Il consiglio regionale ha ricordato Fabiani

25 Luglio 2014

Alla memoria dell’uomo protagonista a lungo della vita politica abruzzese intitolata una sala di palazzo dell’Emiciclo

L’AQUILA. Una cerimonia semplice, “come l’avrebbe voluta lui”. A Palazzo dell’Emiciclo è stata inaugurata la sala intitolata alla memoria di Luciano Fabiani, padre costituente della Regione Abruzzo e grande uomo di cultura e sport, scomparso nel 2012. L’iniziativa, nata da un progetto degli ex presidenti del consiglio regionale Giovanni D’Amico e Giorgio De Matteis, è stata portata a termine dall’attuale presidente Giuseppe Di Pangrazio.

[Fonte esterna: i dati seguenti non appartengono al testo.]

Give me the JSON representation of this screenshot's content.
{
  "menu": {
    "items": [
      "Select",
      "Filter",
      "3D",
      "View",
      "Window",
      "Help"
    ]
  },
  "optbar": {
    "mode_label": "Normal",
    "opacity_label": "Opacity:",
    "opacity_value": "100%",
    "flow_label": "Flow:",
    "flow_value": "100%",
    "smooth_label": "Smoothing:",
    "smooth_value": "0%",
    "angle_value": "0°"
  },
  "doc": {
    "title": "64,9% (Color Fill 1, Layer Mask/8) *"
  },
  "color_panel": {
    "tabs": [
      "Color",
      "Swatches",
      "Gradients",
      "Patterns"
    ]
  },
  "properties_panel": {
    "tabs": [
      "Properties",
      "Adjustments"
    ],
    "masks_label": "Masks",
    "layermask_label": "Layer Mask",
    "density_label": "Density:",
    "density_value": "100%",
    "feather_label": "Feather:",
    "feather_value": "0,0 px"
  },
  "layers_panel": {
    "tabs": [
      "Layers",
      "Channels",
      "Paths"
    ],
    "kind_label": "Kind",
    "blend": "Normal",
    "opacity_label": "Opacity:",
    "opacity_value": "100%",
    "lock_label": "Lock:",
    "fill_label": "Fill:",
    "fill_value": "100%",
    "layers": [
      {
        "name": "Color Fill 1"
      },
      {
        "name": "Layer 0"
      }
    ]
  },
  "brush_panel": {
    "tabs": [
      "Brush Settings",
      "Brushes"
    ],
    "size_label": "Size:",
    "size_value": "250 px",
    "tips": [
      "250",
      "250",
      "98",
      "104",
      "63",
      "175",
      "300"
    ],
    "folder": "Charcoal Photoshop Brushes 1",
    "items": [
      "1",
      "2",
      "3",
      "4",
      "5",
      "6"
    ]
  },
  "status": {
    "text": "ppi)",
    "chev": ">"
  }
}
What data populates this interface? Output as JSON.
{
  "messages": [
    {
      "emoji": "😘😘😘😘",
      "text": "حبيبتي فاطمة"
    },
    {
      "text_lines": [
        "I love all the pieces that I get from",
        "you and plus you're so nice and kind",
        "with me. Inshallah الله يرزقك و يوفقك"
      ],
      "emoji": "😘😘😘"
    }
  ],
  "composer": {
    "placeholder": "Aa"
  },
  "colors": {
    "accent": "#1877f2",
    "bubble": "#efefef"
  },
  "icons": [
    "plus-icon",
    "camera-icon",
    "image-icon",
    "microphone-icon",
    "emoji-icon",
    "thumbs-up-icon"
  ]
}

«La cerimonia di oggi nella sua semplicità» ha affermato Di Pangrazio «ha un profondo significato: non solo è una testimonianza di riconoscenza e di stima verso un uomo che, insieme ad altri “pionieri”, ha reso possibile il regionalismo in Abruzzo, ma è anche l'affermazione di una identità, della nostra identità di abruzzesi. Fabiani è stato un protagonista vero della storia abruzzese, che ha voluto superare il campanilismo e scommettere sul regionalismo, in un periodo in cui la contrapposizione tra aree interne e aree della costa era fortissima. E lo ricordiamo per la sua intelligenza politica, la determinazione che non lo faceva soccombere davanti ai notabili del suo partito, la sua visione di una politica che doveva superare lo logiche di appartenenza nell'interesse dei cittadini». Alla cerimonia, moderata dal direttore Paolo Costanzi, sono intervenuti i familiari di Fabiani, i suoi amici e alcuni esponenti delle istituzioni con cui lavorò negli anni della sua intensa attività politica. Anni decisivi per il regionalismo abruzzese, culminati con i moti aquilani del 1971 per la scelta del capoluogo, che costarono a Fabiani l'incendio e la devastazione della sua casa. Nella nuova sala, che si trova al piano -1 dell'Emiciclo, sono stati collocati dei pannelli con alcune delle immagini più significative dei 44 anni della Regione: dalla seduta di insediamento del Consiglio regionale nel lontano 1970, all'Aquila con i celerini durante i moti del 1971. E poi le visite all'Emiciclo dei Presidenti Pertini, Saragat, Ciampi e quelle di Papa Giovanni Paolo II e di Madre Teresa di Calcutta. Il tutto accanto alle citazioni di alcuni spettacoli e concerti delle istituzioni culturali abruzzesi, alle quali Fabiani teneva tanto: il Teatro Stabile (che fondò insieme a Giampaola e Centofanti nel 1963), l'Istituzione Sinfonica Abruzzese, Pescara Jazz, il Premio Flaiano, il Teatro Stabile di Innovazione L'Uovo. «Nella figura di Luciano Fabiani» ha aggiunto Giovanni D'Amico «si riassume l'istanza istituzionale, culturale e civile, che oggi è fondamentale per la ricostruzione del tessuto della nostra regione». Ha voluto ricordare il “suo punto di vista mai banale”, il consigliere regionale Pierpaolo Pietrucci, sottolineando che “chi conosce la storia di questa terra non può non conoscere Luciano Fabiani”. Commossa anche la testimonianza di Antonio Di Zitti, ex presidente dell’Aquila Rugby.